Schulich PhD candidate leads report on modern slavery in supply chains

A joint industry report that examines the views of select companies on the issue of modern slavery in supply chains was led by Schulich School of Business PhD candidate Kam Phung in collaboration with Delaney Greig of SHARE and Simon Lewchuk of World Vision Canada

The report, “The Straight Goods: Canadian Business Insights on Modern Slavery in Supply Chains,” offers a snapshot of select companies and their insights on the issue of modern slavery in supply chains, experiences addressing the issue and feelings about supply chain legislation.

Schulich PhD candidate Kam Phung examining options for ethically sourced coffee at a Toronto supermarket

The release of the report coincides with a Government of Canada discussion roundtable on possible supply chain legislation, which took place May 23 in Toronto. It’s the first in a series of consultations set to take place across the country.

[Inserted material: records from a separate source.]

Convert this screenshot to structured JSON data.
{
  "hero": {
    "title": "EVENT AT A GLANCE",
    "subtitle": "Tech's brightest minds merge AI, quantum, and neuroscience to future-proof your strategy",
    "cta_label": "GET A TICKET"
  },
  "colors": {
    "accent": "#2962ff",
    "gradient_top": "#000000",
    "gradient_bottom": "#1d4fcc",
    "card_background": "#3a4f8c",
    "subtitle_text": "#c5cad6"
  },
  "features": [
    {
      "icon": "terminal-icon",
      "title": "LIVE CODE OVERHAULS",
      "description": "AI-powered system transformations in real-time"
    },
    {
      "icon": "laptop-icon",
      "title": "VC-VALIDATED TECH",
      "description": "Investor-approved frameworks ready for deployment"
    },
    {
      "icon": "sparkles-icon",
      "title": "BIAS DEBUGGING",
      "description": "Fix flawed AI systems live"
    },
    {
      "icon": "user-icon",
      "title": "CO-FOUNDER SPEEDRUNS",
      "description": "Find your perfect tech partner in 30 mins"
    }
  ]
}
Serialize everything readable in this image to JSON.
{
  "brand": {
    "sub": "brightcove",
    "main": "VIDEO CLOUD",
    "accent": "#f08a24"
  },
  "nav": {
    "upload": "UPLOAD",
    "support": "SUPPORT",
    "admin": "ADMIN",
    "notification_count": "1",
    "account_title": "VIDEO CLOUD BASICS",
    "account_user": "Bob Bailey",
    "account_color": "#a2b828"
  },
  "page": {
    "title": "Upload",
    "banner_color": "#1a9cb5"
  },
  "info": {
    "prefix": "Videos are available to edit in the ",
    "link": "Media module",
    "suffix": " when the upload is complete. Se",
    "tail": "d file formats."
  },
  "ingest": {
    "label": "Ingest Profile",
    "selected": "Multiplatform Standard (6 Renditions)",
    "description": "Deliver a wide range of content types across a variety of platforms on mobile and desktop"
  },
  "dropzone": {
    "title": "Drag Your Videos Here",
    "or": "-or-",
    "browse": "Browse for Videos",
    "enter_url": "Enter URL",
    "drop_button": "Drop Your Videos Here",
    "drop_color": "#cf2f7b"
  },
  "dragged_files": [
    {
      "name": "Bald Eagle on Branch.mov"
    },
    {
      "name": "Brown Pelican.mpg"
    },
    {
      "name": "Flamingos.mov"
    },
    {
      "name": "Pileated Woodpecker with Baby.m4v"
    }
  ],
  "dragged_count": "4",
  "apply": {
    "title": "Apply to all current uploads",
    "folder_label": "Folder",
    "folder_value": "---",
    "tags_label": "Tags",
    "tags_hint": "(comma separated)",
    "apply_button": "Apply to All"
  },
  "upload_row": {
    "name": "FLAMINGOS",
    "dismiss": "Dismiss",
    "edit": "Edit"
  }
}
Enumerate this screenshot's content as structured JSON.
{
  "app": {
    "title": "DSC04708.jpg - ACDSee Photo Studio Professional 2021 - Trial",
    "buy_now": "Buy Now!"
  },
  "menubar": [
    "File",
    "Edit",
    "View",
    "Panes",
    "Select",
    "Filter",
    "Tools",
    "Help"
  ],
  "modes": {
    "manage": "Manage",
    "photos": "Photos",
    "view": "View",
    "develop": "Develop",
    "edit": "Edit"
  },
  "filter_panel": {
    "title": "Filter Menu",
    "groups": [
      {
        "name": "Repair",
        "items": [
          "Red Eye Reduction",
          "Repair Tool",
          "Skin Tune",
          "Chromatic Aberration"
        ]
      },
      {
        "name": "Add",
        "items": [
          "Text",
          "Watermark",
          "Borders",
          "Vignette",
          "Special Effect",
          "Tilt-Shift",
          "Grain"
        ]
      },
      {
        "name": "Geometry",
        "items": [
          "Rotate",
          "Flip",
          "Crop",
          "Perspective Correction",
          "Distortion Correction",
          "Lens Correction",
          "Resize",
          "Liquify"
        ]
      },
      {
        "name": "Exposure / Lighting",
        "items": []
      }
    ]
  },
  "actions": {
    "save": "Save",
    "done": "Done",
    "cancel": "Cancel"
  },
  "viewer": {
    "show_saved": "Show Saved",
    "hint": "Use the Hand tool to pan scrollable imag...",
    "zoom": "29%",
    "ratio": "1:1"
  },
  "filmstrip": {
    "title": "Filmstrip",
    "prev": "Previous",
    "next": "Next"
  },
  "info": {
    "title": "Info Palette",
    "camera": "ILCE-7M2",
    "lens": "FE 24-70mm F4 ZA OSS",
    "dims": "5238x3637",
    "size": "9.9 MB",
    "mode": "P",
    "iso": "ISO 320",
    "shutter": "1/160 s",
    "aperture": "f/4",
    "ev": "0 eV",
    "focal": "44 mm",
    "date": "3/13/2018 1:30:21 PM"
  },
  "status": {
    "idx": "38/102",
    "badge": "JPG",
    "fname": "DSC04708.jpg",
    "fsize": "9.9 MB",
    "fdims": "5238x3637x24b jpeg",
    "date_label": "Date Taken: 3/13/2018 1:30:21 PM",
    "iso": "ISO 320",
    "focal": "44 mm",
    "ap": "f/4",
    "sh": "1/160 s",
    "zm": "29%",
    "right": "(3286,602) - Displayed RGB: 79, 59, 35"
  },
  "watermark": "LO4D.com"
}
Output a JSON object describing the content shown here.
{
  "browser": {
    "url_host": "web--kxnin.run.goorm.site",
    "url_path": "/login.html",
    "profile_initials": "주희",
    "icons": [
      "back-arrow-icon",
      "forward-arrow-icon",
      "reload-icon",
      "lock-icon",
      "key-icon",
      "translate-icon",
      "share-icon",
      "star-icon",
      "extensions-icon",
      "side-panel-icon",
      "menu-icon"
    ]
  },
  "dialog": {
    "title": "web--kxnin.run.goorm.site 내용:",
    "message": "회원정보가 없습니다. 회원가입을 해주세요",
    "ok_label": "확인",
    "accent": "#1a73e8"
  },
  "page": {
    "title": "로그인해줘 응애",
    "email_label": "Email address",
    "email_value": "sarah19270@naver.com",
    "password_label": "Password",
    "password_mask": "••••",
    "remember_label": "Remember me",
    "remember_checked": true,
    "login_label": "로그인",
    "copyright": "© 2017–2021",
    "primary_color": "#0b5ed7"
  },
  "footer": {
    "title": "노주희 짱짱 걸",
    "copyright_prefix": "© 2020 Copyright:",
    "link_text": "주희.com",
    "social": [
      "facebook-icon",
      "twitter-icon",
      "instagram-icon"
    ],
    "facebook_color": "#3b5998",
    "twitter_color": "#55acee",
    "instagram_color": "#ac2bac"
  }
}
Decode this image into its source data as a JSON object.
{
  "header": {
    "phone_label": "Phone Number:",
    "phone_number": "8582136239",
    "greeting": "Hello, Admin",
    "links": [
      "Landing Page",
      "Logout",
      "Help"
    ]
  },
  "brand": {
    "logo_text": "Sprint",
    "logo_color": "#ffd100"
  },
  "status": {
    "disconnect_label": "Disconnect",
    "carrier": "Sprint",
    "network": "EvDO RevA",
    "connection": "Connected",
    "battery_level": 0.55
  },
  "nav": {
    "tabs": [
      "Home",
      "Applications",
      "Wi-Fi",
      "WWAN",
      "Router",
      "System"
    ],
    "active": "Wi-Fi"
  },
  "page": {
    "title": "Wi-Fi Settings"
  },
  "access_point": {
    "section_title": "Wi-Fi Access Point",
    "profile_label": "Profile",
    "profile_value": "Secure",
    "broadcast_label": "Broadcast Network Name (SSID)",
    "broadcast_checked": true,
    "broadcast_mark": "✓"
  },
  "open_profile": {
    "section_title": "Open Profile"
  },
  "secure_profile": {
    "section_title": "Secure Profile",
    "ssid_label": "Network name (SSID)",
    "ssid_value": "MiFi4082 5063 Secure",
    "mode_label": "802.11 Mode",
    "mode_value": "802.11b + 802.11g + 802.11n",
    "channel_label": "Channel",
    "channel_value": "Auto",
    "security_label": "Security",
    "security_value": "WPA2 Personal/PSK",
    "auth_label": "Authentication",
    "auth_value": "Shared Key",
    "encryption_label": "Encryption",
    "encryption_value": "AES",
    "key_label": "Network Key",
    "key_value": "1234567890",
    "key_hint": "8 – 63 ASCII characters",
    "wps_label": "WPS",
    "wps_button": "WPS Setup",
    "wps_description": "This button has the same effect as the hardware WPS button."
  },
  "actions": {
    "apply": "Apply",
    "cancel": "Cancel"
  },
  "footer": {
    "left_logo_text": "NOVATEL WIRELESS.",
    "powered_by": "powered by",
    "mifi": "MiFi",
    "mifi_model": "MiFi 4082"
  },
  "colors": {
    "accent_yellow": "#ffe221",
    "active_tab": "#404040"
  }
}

“Sitting down with representatives from leading companies across Canada to discuss the realities of how they are approaching the issue of modern slavery in supply chains was eye opening,” said Phung. “It is encouraging to see several individuals and companies championing efforts and supporting supply chain legislation.”

Greig, manager of shareholder engagement and policy at SHARE, said the report is critical because it shares perspectives only ever heard from company representatives in private.

“As a responsible investment organization, we believe that government, companies and civil society all have a role to play in addressing this issue,” said Greig.

“While a handful of leading Canadian companies are taking steps against modern slavery and other pressing labour and human rights challenges, Canadian legislators have an important role to play in levelling the playing field and spurring further action,” said Lewchuk, senior policy advisor for child rights and protection at World Vision Canada. “The findings from this research demonstrate support for Canadian supply chain legislation that provides companies with the incentives and impetus they need to take meaningful action.”

This report is a part of Phung’s broader research on modern slavery. It benefited from a Mitacs Accelerate funding partnership between York University and World Vision Canada awarded to Phung and supervising professor Mike Valente, associate professor of organization studies and business sustainability.

Phung is a Vanier Scholar and he previously received two Academy of Management Best Paper awards. He acknowledges the support and guidance of Charles Cho, the Erivan K. Haub Chair in Business and Sustainability, and Director of Centre of Excellence in Responsible Business at Schulich.